Abstract 652: Regulation of Cardiac MicroRNA miR-208a by Angiotensin II and the Beta-Adrenergic Receptor Blocker Nebivolol

Abstract

The microRNA miR-208a is a pathologic myo-miR required for hemodynamic pressure overload induced cardiac fibrosis. It is unclear how cardio-deleterious hormones and cardioprotective drugs regulate expression of miR-208a. We hypothesized that the pro-inflammatory hormone angiotensin II (Ang II) and anti-inflammatory drugs rapamycin (Rap: inhibitor of the nutrient sensor kinase mTOR) and nebivolol (Neb: a 3 rd generation β1 adrenergic receptor [β1-AR] blocker that exhibits β3-AR agonism) modulate miR-208a expression in cardiomyocytes. Methods and Results: In mouse atrial cardiomyocyte HL-1 cells, 12 hour treatment with Ang II (100nM) increased miR-208a by 6 fold as determined by real-time RT-PCR analysis (P<0.05; n=5). AT1 receptor (AT1R) blocker losartan (10μM), but not AT2 receptor (AT2R) blocker PD123319 (10μM), inhibited this effect. Pre-treatment (1hr) with Rap (10nM) and Neb (1μM), but not apocynin (500μM: NADPH oxidase inhibitor) or U73122 ((10μM: Phospholipase C inhibitor) attenuated Ang II-induced increases in miR-208a levels (P<0.05). Thus, the AT1R-mediated activation of mTOR up-regulates miR-208a in cardiomyocytes. Immunoblotting revealed that Ang II increased phosphorylation (p) of mTOR (pSer 2448 ), S6K1 (pThr 389 ) and RPS6 (pSer 235/236 ) by 1.5 to 2 fold in HL-1 cells and Rap and Neb suppressed this effect (P<0.05).
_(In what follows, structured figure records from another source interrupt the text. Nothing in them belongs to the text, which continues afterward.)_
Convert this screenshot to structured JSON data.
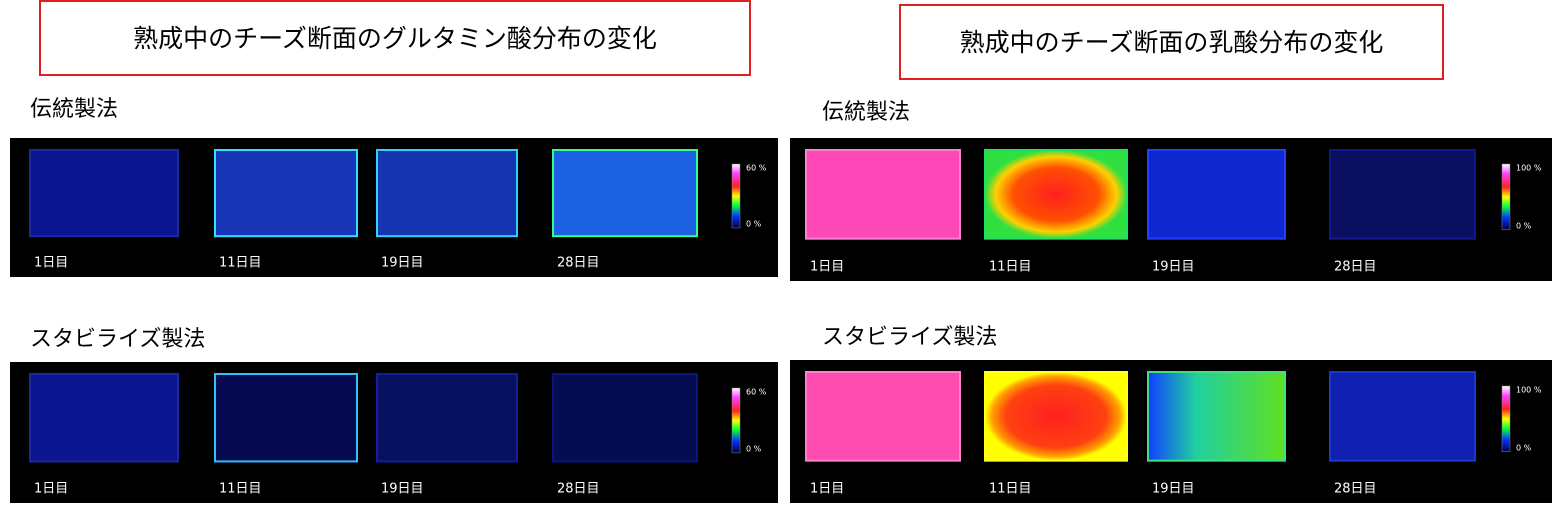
{
  "panels": [
    {
      "title": "熟成中のチーズ断面のグルタミン酸分布の変化",
      "rows": [
        {
          "label": "伝統製法",
          "days": [
            "1日目",
            "11日目",
            "19日目",
            "28日目"
          ],
          "scale": [
            "60 %",
            "0 %"
          ]
        },
        {
          "label": "スタビライズ製法",
          "days": [
            "1日目",
            "11日目",
            "19日目",
            "28日目"
          ],
          "scale": [
            "60 %",
            "0 %"
          ]
        }
      ]
    },
    {
      "title": "熟成中のチーズ断面の乳酸分布の変化",
      "rows": [
        {
          "label": "伝統製法",
          "days": [
            "1日目",
            "11日目",
            "19日目",
            "28日目"
          ],
          "scale": [
            "100 %",
            "0 %"
          ]
        },
        {
          "label": "スタビライズ製法",
          "days": [
            "1日目",
            "11日目",
            "19日目",
            "28日目"
          ],
          "scale": [
            "100 %",
            "0 %"
          ]
        }
      ]
    }
  ]
}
Neb-induced β3-AR agonism was not involved in miR-208a suppression since β3-AR antagonist SR52930 (1μM) did not reverse Neb-induced suppression of miR-208a and β3-AR mRNA was not detected in HL-1 cells by real time RT-PCR. Interestingly, a 12 hour treatment of HL-1 cardiomyocytes with 1μM Neb attenuated 125 I-Ang II binding to the AT1R by (70%: P<0.05); however a 15 minute pre-incubation with 1μM Neb did not prevent 125 I-Ang II binding to HL-1 cells. Thus, chronic Neb treatment down-regulates AT1R function in cardiomyocytes. Conclusions: We show for the first time that Ang II increases miR-208a expression in cardiomyocytes via activation of mTOR-S6K1 signaling pathway. Nebivolol, a β-blocker, inhibits Ang II-induced miR-208a expression and mTOR signaling. Moreover, chronic Neb treatment down-regulates AT1R in cardiomyocytes. Regulation of AT1R-mTOR-miR-208a axis by Neb is a novel cardioprotective mechanism.